There isn’t much of a story about variability –  really big terms of trade fluctuations generate a lot of revenue volatility – but again Australian government revenue (mostly taxes) is consistently materially lower than that in New Zealand.

So I’m still a bit puzzled why the Australian business people and commentators seem so taken with the New Zealand story. There is (almost) nothing there.

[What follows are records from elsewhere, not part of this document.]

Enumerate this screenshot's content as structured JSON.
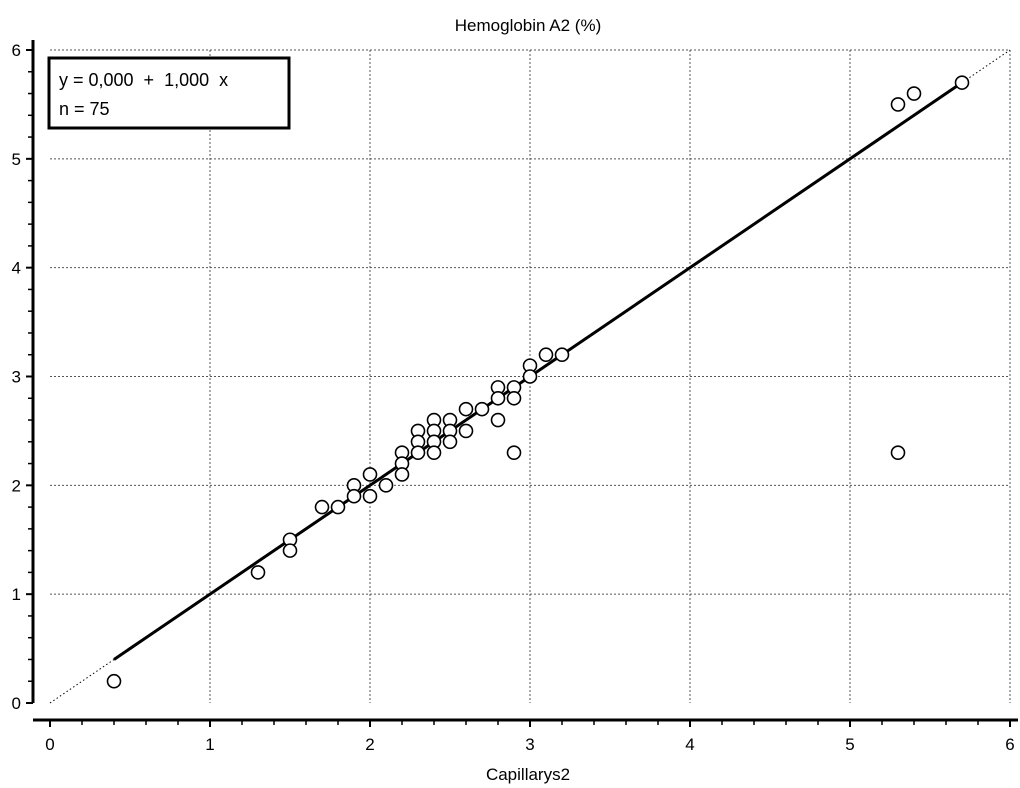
{
  "chart_data": {
    "type": "scatter",
    "title": "Hemoglobin A2 (%)",
    "xlabel": "Capillarys2",
    "ylabel": "",
    "xlim": [
      0,
      6
    ],
    "ylim": [
      0,
      6
    ],
    "xticks": [
      "0",
      "1",
      "2",
      "3",
      "4",
      "5",
      "6"
    ],
    "yticks": [
      "0",
      "1",
      "2",
      "3",
      "4",
      "5",
      "6"
    ],
    "grid": true,
    "legend": {
      "position": "top-left",
      "equation": "y = 0,000  +  1,000  x",
      "n_text": "n = 75"
    },
    "regression_line": {
      "slope": 1.0,
      "intercept": 0.0,
      "x_range": [
        0.4,
        5.7
      ]
    },
    "identity_line": {
      "slope": 1.0,
      "intercept": 0.0,
      "style": "dotted"
    },
    "points": [
      [
        0.4,
        0.2
      ],
      [
        1.3,
        1.2
      ],
      [
        1.5,
        1.5
      ],
      [
        1.5,
        1.4
      ],
      [
        1.7,
        1.8
      ],
      [
        1.8,
        1.8
      ],
      [
        1.9,
        2.0
      ],
      [
        1.9,
        1.9
      ],
      [
        2.0,
        2.1
      ],
      [
        2.0,
        1.9
      ],
      [
        2.1,
        2.0
      ],
      [
        2.2,
        2.3
      ],
      [
        2.2,
        2.2
      ],
      [
        2.2,
        2.1
      ],
      [
        2.3,
        2.5
      ],
      [
        2.3,
        2.4
      ],
      [
        2.3,
        2.3
      ],
      [
        2.4,
        2.6
      ],
      [
        2.4,
        2.5
      ],
      [
        2.4,
        2.4
      ],
      [
        2.4,
        2.3
      ],
      [
        2.5,
        2.6
      ],
      [
        2.5,
        2.5
      ],
      [
        2.5,
        2.4
      ],
      [
        2.6,
        2.7
      ],
      [
        2.6,
        2.5
      ],
      [
        2.7,
        2.7
      ],
      [
        2.8,
        2.9
      ],
      [
        2.8,
        2.8
      ],
      [
        2.8,
        2.6
      ],
      [
        2.9,
        2.9
      ],
      [
        2.9,
        2.8
      ],
      [
        2.9,
        2.3
      ],
      [
        3.0,
        3.1
      ],
      [
        3.0,
        3.0
      ],
      [
        3.1,
        3.2
      ],
      [
        3.2,
        3.2
      ],
      [
        5.3,
        5.5
      ],
      [
        5.4,
        5.6
      ],
      [
        5.7,
        5.7
      ],
      [
        5.3,
        2.3
      ]
    ]
  }
}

No serious reforms and (to the extent any disagrees with that assessment) no significant productivity growth. No sign of the gaps closing.   The size of government is bigger here, but then it has been for a long time.  And, more positively, the unemployment is a lot lower here, but again current numbers aren’t out of line with past patterns.

I presume much of it just comes down to two things:

  • whenever elites in any country are discontented with their own governments, it is easy to contrast them with some other group of politicians (whose own record is rarely examined closely) over the water,
  • the National-led government has been able to count (law changes it proposes mostly happen, and the details of the languishing RMA reforms are no doubt lost on opinion formers in Australia).  But then it is great deal easier to “count” here, where typically National needs one or two votes from parties it has longstanding confidence and supply agreements with.  It is just harder in Australia, between the role of the states, a governing bloc that is itself a coalition of the Liberal and National parties (National MPs having no say in who is Liberal leader and PM), and the Senate where it is rare for any party to be able to command a stable majority.

John Key and Bill English might be more successful politicians than Rudd, Gillard, Abbott, and Turnbull: the New Zealanders have won three elections, and the Australians have won only one each, and the first three have then been ousted by their own parties.

Perhaps that sort of political stability/political success has its own appeal in certain circles, but if we are judging political leaders by their fruit, there is still nothing much about the New Zealand economic story that should prompt any envy in the eyes of our trans-Tasman neighbours.  Sadly……still……after decades and decades.

Rugby might be another matter, but then I’m a cricket fan.